I was a strong proponent of NDJ at one point, but I've grown less strident
and more weary since then.
Brad Baxter has a good overview of some options[1]. I'm assuming it's a
given we'd all prefer to work with valid JSON files if the pain-point can
be brought down far enough.
A couple years have passed since we first talked about this stuff, and the
state of JSON pull-parsers is better than it once was:
* yajl[2] is a super-fast C library for parsing json and support stream
parsing. Bindings for ruby, node, python, and perl are linked to off the
home page. I found one PHP binding[3] on github which is broken/abandoned,
and no other pull-parser for PHP that I can find. Sadly, the ruby wrapper
doesn't actually expose the callbacks necessary for pull-parsing, although
there is a pull request[4] and at least one other option[5].
* Perl's JSON::XS supports incremental parsing
* the Jackson java library[6] is excellent and has an easy-to-use
pull-parser. There are a few simplistic efforts to wrap it for jruby/jython
use as well.
Pull-parsing is ugly, but no longer astoundingly difficult or slow, with
the possible exception of PHP. And output is simple enough.
As much as it makes me shudder, I think we're probably better off trying to
do pull parsers and have a marc-in-json document be a valid JSON array.
We could easily adopt a *convention* of, essentially, one-record-per-line,
but wrap it in '[]' to make it valid json.
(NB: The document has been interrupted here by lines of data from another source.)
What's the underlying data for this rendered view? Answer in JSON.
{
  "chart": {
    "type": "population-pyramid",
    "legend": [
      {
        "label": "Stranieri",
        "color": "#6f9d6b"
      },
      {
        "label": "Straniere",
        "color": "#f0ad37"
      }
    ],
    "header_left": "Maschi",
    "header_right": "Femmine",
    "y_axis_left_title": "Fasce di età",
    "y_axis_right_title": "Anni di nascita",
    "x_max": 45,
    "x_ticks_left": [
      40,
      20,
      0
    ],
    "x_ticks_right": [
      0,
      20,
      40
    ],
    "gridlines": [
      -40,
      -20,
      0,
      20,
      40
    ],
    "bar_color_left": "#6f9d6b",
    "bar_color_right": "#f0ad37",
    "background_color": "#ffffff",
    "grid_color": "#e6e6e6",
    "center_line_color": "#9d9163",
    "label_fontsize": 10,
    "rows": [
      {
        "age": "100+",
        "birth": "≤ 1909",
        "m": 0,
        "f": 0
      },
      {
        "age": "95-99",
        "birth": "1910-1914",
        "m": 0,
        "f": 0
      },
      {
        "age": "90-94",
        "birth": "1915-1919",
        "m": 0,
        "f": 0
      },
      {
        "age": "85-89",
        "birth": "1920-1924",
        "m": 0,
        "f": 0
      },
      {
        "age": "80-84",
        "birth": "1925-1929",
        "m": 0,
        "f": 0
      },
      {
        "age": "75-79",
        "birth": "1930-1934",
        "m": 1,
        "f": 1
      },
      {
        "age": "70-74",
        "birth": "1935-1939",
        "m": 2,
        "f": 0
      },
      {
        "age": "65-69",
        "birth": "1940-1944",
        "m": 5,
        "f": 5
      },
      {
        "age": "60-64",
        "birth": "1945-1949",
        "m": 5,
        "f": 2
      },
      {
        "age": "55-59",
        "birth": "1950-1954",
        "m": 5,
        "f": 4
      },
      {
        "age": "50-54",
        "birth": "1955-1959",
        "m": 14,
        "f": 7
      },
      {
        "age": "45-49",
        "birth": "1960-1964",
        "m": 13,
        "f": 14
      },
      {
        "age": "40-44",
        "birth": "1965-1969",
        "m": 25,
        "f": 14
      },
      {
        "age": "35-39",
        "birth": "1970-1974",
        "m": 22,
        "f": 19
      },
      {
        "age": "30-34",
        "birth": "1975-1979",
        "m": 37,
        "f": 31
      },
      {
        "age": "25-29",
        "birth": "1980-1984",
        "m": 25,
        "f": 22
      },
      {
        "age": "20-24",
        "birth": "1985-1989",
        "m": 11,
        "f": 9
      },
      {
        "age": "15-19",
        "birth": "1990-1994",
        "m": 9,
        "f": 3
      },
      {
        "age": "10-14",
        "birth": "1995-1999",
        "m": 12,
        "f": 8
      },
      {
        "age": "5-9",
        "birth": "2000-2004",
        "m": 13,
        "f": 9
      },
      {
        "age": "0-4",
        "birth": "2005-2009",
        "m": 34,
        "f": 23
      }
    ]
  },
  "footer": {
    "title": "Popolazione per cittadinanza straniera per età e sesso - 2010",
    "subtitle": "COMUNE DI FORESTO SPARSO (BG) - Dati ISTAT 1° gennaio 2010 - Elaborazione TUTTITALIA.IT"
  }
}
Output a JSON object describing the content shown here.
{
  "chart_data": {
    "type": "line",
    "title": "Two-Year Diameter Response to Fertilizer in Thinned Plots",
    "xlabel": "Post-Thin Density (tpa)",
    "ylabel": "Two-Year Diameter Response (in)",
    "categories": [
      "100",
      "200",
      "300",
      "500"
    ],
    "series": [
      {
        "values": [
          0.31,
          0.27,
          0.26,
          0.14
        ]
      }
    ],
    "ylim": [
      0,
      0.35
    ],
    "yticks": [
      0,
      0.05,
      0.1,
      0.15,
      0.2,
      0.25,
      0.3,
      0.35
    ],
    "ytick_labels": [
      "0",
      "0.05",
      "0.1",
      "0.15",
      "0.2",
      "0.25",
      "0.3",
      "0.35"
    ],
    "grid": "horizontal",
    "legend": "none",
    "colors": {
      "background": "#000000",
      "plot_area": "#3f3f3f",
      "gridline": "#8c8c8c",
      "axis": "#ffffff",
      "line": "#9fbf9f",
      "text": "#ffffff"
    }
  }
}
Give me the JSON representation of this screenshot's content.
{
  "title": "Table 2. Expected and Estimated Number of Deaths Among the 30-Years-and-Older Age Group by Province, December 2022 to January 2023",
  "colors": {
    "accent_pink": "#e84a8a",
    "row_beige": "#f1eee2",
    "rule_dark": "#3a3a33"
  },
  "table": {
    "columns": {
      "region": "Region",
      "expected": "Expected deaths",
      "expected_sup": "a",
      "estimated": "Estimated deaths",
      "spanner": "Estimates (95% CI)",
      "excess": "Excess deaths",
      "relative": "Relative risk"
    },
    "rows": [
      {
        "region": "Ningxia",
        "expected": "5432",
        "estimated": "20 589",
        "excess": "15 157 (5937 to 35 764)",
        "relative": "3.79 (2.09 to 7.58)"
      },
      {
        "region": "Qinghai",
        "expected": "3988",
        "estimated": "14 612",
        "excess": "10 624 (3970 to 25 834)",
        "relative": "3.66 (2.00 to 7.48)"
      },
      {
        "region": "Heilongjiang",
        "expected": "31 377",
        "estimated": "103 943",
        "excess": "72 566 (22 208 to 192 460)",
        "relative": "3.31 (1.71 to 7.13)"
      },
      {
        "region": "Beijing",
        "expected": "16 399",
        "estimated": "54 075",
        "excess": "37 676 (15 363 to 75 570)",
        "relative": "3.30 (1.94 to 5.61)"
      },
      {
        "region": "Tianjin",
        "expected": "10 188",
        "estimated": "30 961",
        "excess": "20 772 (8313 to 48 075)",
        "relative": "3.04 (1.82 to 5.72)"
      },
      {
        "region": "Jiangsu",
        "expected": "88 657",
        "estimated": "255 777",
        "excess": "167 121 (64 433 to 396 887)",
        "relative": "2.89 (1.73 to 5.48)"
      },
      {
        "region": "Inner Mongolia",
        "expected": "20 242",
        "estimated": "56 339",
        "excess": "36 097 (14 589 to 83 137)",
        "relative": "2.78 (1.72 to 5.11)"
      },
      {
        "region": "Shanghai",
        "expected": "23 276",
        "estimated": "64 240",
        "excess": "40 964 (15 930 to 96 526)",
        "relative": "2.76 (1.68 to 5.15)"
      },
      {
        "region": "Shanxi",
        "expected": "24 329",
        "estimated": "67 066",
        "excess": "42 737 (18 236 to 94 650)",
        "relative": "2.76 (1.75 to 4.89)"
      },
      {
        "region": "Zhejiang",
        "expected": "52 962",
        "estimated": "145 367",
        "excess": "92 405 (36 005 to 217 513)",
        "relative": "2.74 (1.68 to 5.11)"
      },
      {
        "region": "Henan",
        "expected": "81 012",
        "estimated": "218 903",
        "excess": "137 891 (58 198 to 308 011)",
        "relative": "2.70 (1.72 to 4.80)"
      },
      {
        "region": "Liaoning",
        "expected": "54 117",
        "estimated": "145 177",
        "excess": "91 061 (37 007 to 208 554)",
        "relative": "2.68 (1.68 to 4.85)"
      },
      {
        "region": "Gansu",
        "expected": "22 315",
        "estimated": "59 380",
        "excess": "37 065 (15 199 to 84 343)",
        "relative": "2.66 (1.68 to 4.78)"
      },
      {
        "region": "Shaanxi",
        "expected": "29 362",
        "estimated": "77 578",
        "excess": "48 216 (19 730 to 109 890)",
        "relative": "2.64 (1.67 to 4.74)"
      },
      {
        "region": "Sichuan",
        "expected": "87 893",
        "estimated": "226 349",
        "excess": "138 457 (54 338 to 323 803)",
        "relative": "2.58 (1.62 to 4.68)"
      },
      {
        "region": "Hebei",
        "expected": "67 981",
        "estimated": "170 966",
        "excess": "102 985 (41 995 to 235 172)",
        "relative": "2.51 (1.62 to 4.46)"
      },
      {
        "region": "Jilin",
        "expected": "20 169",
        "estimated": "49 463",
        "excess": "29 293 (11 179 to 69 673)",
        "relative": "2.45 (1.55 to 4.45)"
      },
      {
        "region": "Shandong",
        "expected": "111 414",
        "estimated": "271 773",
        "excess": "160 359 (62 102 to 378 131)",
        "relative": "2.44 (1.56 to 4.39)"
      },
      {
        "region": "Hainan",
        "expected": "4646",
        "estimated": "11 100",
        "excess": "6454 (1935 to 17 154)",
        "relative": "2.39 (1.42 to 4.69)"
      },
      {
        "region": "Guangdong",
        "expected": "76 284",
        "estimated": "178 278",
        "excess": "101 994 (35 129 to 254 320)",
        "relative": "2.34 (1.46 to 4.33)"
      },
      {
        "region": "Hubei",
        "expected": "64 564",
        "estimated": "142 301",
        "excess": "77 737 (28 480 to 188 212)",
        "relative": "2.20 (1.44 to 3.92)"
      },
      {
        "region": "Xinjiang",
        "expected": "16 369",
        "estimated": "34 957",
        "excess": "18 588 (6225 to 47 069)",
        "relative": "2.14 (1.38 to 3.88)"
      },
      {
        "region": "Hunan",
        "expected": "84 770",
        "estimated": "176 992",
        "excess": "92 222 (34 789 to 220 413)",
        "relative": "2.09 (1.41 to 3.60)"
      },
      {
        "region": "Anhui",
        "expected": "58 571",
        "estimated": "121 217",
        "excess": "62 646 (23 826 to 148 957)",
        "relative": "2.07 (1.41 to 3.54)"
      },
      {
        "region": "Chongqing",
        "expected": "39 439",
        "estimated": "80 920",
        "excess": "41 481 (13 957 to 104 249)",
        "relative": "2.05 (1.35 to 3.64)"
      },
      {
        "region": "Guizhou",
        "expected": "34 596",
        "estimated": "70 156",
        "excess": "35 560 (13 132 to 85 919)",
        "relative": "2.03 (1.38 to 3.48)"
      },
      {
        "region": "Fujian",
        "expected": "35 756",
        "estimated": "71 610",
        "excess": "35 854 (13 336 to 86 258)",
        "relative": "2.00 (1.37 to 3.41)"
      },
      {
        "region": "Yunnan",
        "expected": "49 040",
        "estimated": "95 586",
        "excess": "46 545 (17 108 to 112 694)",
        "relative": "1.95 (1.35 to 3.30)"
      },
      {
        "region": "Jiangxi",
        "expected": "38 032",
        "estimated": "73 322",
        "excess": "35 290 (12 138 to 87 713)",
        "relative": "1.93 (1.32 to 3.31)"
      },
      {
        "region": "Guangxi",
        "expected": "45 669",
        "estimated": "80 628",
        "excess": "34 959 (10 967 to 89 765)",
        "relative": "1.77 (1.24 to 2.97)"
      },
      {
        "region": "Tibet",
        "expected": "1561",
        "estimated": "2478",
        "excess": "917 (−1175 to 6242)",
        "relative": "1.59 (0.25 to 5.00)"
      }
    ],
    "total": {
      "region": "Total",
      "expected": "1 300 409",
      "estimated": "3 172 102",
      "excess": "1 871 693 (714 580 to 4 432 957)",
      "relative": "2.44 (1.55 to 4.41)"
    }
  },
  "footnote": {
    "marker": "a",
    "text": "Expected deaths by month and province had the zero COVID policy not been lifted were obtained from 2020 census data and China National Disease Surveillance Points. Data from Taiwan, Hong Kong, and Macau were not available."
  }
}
That would allow folks with a
pull-parser to write a real streaming reader, and folks without to "cheat"
(ditch the leading and trailing [], and read the rest as
one-record-per-line) until such a time as they can start using a more
full-featured json parser.
1.
http://en.wikipedia.org/wiki/User:Baxter.brad/Drafts/JSON_Document_Streaming_Proposal
2. http://lloyd.github.com/yajl/
3. https://github.com/sfalvo/php-yajl
4. https://github.com/brianmario/yajl-ruby/pull/50
5. http://dgraham.github.com/json-stream/
6. http://wiki.fasterxml.com/JacksonHome
On Thu, Dec 1, 2011 at 12:56 PM, Michael B. Klein <[log in to unmask]> wrote:
> +1 to marc-in-json
> +1 to newline-delimited records
> +1 to read support
> +1 to edsu, rsinger, BillDueber, gmcharlt, and the other module maintainers
>
> On Thu, Dec 1, 2011 at 9:31 AM, Keith Jenkins <[log in to unmask]> wrote:
>
> > On Thu, Dec 1, 2011 at 11:56 AM, Gabriel Farrell <[log in to unmask]>
> > wrote:> I suspect newline-delimited will win this race.
> > Yes. Everyone please cast a vote for newline-delimited JSON.
> >
> > Is there any consensus on the appropriate mime type for ndj?
> >
> > Keith
> >
>
--
Bill Dueber
Library Systems Programmer
University of Michigan Library
|